This example shows how to use *bingroup* attribute to have a compatible bin settings for both histograms. To define *start*, end and *size* value of *x-axis* and *y-axis* seperatly, set *ybins* and *xbins*.

In [None]:
import plotly.graph_objects as go
from plotly.subplots import make_subplots

fig = make_subplots(2,2)
fig.add_trace(go.Histogram2d(
    x = [ 1, 2, 2, 3, 4 ],
    y = [ 1, 2, 2, 3, 4 ],
    coloraxis = "coloraxis",
    xbins = {'start':1, 'size':1}), 1,1)
fig.add_trace(go.Histogram2d(
    x = [ 4, 5, 5, 5, 6 ],
    y = [ 4, 5, 5, 5, 6 ],
    coloraxis = "coloraxis",
    ybins = {'start': 3, 'size': 1}),1,2)

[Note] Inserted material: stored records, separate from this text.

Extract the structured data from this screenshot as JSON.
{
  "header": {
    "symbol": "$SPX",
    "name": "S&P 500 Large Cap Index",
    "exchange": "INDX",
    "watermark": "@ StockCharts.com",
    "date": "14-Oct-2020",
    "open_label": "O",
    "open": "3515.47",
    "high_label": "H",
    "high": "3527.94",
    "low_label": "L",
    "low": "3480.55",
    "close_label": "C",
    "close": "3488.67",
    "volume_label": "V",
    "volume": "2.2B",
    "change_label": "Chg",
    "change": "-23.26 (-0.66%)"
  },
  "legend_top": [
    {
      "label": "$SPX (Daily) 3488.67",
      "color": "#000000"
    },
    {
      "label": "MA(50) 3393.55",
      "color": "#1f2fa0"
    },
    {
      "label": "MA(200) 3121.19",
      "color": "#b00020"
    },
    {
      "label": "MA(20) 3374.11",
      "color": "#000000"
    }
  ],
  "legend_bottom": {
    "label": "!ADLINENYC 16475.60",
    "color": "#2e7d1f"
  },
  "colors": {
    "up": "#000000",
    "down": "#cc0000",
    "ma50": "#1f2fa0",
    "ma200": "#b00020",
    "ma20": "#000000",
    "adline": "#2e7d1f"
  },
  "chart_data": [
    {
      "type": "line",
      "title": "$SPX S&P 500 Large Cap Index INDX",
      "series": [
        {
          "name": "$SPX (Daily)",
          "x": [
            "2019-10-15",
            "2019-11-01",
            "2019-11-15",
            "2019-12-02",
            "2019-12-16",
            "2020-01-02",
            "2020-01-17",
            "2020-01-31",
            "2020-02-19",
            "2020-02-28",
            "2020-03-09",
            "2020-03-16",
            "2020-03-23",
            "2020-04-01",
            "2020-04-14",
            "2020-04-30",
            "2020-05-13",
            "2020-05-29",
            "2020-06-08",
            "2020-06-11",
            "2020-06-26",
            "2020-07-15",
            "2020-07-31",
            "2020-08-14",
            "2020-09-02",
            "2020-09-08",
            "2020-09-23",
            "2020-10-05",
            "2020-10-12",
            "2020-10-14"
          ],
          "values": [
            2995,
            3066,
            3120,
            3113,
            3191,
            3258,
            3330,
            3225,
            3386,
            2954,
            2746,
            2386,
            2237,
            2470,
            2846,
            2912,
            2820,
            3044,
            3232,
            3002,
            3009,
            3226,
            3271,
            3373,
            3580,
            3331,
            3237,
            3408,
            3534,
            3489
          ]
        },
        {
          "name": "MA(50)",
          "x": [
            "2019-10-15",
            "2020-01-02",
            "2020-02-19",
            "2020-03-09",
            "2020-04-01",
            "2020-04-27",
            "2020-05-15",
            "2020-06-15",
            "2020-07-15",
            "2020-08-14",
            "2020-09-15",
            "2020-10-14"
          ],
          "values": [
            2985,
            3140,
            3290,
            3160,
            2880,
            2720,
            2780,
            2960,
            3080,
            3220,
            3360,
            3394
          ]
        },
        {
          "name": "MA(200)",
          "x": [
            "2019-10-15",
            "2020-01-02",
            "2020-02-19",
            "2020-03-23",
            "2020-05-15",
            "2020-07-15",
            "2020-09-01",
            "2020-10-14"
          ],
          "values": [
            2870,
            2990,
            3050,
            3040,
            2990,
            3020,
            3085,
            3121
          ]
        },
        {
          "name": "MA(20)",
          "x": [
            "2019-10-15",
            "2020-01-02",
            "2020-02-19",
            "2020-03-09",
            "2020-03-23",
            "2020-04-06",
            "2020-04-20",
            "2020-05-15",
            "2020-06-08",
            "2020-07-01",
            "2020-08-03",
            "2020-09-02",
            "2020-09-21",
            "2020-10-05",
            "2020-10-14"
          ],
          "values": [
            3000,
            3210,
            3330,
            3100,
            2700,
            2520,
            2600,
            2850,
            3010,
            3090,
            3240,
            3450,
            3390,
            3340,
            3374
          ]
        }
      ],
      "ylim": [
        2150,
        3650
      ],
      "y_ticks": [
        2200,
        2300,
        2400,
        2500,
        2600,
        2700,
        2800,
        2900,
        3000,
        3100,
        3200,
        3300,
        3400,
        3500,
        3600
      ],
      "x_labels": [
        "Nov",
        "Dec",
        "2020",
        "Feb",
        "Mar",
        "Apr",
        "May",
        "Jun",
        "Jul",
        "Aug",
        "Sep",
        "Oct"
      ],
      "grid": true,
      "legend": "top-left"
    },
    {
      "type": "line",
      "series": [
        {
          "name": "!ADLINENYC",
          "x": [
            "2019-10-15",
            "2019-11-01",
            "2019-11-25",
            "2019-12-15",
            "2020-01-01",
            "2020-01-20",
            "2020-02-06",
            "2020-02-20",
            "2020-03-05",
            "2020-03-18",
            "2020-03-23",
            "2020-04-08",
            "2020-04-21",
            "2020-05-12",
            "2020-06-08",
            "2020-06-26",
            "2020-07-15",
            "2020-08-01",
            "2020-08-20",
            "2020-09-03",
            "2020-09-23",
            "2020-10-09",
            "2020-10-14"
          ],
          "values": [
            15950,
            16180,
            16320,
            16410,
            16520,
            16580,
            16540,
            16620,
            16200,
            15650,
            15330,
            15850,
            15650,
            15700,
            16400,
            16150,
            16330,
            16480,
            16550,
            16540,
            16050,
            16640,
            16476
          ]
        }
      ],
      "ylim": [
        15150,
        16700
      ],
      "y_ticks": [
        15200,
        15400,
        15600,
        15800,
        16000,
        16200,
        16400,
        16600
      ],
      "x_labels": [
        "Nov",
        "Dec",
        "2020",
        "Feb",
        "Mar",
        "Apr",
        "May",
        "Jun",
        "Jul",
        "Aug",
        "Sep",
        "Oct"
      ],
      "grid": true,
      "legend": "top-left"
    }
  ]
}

fig.add_trace(go.Histogram2d(
    x = [ 1, 2, 2, 3, 4 ],
    y = [ 1, 2, 2, 3, 4 ],
    bingroup = 1,
    coloraxis = "coloraxis",
    xbins = {'start':1, 'size':1}), 2,1)
fig.add_trace(go.Histogram2d(
    x = [ 4, 5, 5, 5, 6 ],
    y = [ 4, 5, 5, 5, 6 ],
    bingroup = 1,
    coloraxis = "coloraxis",
    ybins = {'start': 3, 'size': 1}),2,2)
fig.show()